Sunday, June 3, 2012
By Paul Martin

Edward Hugh
Sunday, June 03, 2012

This months manufacturing PMI data only confirm what several months of prior surveys (and now the latest US jobs report) have been telling us, namely that growth in the developed economies is getting scarcer and scarcer, and harder and harder to come by. Following a brief brief period of stabilisation, which lasted roughly from November last year to this January, conditions have been steadily deteriorating in manufacturing sectors across the planet, with the deterioration being lead by an ongoing decline in new export orders. Roped in together through the various trade channels, the worlds industrial base is now, even in the best of cases, barely ekeing out growth, as can be seen in the fact that the JP Morgan global index registered a mere 50.6 in May, only marginally above the 50 no change level.

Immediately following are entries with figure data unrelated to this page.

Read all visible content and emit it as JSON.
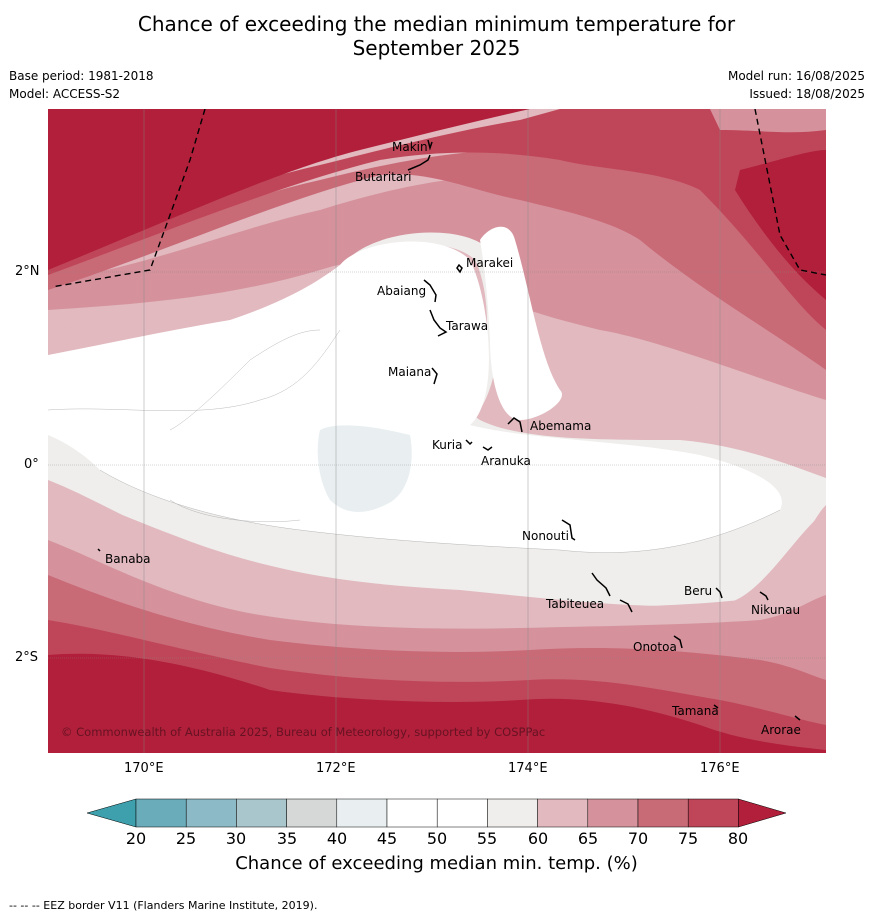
{
  "header": {
    "title_line1": "Chance of exceeding the median minimum temperature for",
    "title_line2": "September 2025",
    "base_period": "Base period: 1981-2018",
    "model": "Model: ACCESS-S2",
    "model_run": "Model run: 16/08/2025",
    "issued": "Issued: 18/08/2025"
  },
  "map": {
    "lat_labels": [
      "2°N",
      "0°",
      "2°S"
    ],
    "lon_labels": [
      "170°E",
      "172°E",
      "174°E",
      "176°E"
    ],
    "places": [
      "Makin",
      "Butaritari",
      "Marakei",
      "Abaiang",
      "Tarawa",
      "Maiana",
      "Abemama",
      "Kuria",
      "Aranuka",
      "Banaba",
      "Nonouti",
      "Beru",
      "Tabiteuea",
      "Nikunau",
      "Onotoa",
      "Tamana",
      "Arorae"
    ],
    "copyright": "© Commonwealth of Australia 2025, Bureau of Meteorology, supported by COSPPac",
    "colors": {
      "lt20": "#3ea0ad",
      "c20": "#6aacba",
      "c25": "#8cbac6",
      "c30": "#a8c6cc",
      "c35": "#d6d8d8",
      "c40": "#e9eff1",
      "c45": "#ffffff",
      "c50": "#ffffff",
      "c55": "#efeeec",
      "c60": "#e1b9bf",
      "c65": "#d5929c",
      "c70": "#c96a77",
      "c75": "#bf4658",
      "c80": "#b11f3a"
    }
  },
  "colorbar": {
    "ticks": [
      "20",
      "25",
      "30",
      "35",
      "40",
      "45",
      "50",
      "55",
      "60",
      "65",
      "70",
      "75",
      "80"
    ],
    "title": "Chance of exceeding median min. temp. (%)"
  },
  "footer": {
    "eez_note": "--  --  -- EEZ border V11 (Flanders Marine Institute, 2019)."
  }
}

As the Global report puts it, the main drag on global industry remains Europe, where the Eurozone and UK PMIs fell to three-year lows. PMIs for Germany, France, Italy, Spain, the Netherlands and Greece all signalled contractions. Ireland saw a modest expansion, while Austria edged closer to stagnation. But beyond this activity in Eastern Europe weakened, as it did in Asia and the Americas.

New business continued to contract, with the rate of contraction especially marked, according to the report, in the case of export orders. Manufacturers in Europe, China and Japan all reported reduced levels of new export business, while growth in new exports slowed sharply in the US.

With the world nervously waiting to see how the Greek election process pans out, and where the Spanish government will find the money to recapitalise the country’s banks, the slowdown in China is turning out to be a wild card, which simply punds negative feedback into an already difficult situation.